Given Data / Assumptions:
- Loan to Jairaj: principal P1 = Rs 8,200, time T1 = 16 years. - Loan to Karna: principal P2 = Rs 4,900, time T2 = 15 years. - Annual simple interest rate R percent is the same for both loans. - Total interest from both loans SI total = Rs 19,446.50. - Interest is calculated using simple interest, without compounding.

Concept / Approach:
Simple interest on each loan is SI1 = (P1 * R * T1) / 100 and SI2 = (P2 * R * T2) / 100. The total interest is SI total = SI1 + SI2. Since the rate R is common, factor R out and express SI total as R * (P1 * T1 + P2 * T2) / 100. Then solve for R using the known total interest and the sum P1 * T1 + P2 * T2. This gives the annual rate in percent per annum.

Step-by-Step Solution:
Step 1: Write total interest as SI total = (P1 * R * T1) / 100 + (P2 * R * T2) / 100. Step 2: Factor R / 100: SI total = (R / 100) * (P1 * T1 + P2 * T2). Step 3: Compute P1 * T1 = 8,200 * 16. Step 4: 8,200 * 16 = 1,31,200. Step 5: Compute P2 * T2 = 4,900 * 15 = 73,500. Step 6: Sum them: P1 * T1 + P2 * T2 = 1,31,200 + 73,500 = 2,04,700. Step 7: Use SI total = 19,446.50, so 19,446.50 = (R / 100) * 2,04,700. Step 8: Rearrange for R: R = (19,446.50 * 100) / 2,04,700. Step 9: Compute numerator: 19,446.50 * 100 = 19,44,650. Step 10: Divide: 19,44,650 / 2,04,700 = 9.5. Step 11: Thus R = 9.5 percent per annum.

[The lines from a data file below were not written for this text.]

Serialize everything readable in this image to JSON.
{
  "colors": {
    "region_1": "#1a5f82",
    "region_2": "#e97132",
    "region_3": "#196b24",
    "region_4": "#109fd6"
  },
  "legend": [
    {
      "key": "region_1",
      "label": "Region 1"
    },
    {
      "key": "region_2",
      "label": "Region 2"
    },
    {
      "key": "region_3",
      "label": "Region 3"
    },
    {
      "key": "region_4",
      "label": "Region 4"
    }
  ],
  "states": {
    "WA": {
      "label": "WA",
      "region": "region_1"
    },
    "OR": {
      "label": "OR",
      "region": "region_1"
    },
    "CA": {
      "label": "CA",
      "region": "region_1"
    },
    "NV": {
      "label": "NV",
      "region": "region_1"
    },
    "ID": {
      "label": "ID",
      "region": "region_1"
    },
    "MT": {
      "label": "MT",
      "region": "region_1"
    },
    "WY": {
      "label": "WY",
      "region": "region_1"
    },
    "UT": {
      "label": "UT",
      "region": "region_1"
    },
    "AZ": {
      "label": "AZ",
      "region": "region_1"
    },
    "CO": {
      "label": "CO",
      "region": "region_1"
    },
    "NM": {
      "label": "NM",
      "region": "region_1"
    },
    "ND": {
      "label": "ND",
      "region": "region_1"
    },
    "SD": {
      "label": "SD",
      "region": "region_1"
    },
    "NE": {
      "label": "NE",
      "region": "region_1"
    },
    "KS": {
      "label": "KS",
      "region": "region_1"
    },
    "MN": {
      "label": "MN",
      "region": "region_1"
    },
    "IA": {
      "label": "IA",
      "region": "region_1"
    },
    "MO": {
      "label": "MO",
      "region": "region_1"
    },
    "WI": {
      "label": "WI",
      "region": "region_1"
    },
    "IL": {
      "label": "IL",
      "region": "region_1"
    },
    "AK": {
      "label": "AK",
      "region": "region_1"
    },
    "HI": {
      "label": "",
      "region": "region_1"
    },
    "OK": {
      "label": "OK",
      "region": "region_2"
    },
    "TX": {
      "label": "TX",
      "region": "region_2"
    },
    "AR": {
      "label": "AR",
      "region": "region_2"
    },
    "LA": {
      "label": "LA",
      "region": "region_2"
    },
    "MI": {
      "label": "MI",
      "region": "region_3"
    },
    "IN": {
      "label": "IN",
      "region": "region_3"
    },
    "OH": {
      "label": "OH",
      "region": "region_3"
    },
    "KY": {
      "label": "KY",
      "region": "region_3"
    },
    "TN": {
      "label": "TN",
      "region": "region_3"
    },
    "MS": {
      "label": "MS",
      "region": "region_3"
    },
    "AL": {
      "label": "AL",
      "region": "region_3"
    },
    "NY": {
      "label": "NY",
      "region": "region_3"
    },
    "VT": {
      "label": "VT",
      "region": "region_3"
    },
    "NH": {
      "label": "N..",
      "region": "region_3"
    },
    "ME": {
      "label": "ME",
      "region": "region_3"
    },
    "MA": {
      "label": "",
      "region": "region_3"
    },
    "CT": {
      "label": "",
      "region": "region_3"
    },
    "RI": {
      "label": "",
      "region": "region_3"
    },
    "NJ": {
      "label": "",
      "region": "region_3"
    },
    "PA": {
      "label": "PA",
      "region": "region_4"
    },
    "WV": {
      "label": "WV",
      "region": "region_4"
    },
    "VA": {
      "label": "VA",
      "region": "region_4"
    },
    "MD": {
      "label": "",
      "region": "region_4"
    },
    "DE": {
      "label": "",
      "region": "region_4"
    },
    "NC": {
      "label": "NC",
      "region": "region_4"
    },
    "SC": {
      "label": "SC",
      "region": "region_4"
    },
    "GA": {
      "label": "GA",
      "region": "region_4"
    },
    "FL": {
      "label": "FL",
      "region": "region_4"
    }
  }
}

Verification / Alternative check:
Check the interest on each loan with R = 9.5 percent. SI1 = (8,200 * 9.5 * 16) / 100. First 8,200 * 9.5 = 77,900, then multiply by 16 to get 12,46,400, divide by 100 to get Rs 12,464. SI2 = (4,900 * 9.5 * 15) / 100. Here 4,900 * 9.5 = 46,550, multiply by 15 to get 6,98,250 and divide by 100 to get Rs 6,982.50. Total interest = 12,464 + 6,982.50 = Rs 19,446.50, which matches the given total.

Why Other Options Are Wrong:
At 10 percent, the total interest would be higher than 19,446.50. At 10.5 percent or 11 percent, the total interest becomes even larger. Only the rate of 9.5 percent yields a combined interest equal to Rs 19,446.50, so the other options do not fit the total interest condition.

Common Pitfalls:
Some learners incorrectly average the rates or times instead of using the weighted sum P1 * T1 + P2 * T2. Others may forget to include one of the loans in the total interest calculation. Treating the total interest expression systematically and solving for R ensures an accurate answer.

Final Answer:
The simple interest rate per annum is 9.5% per year.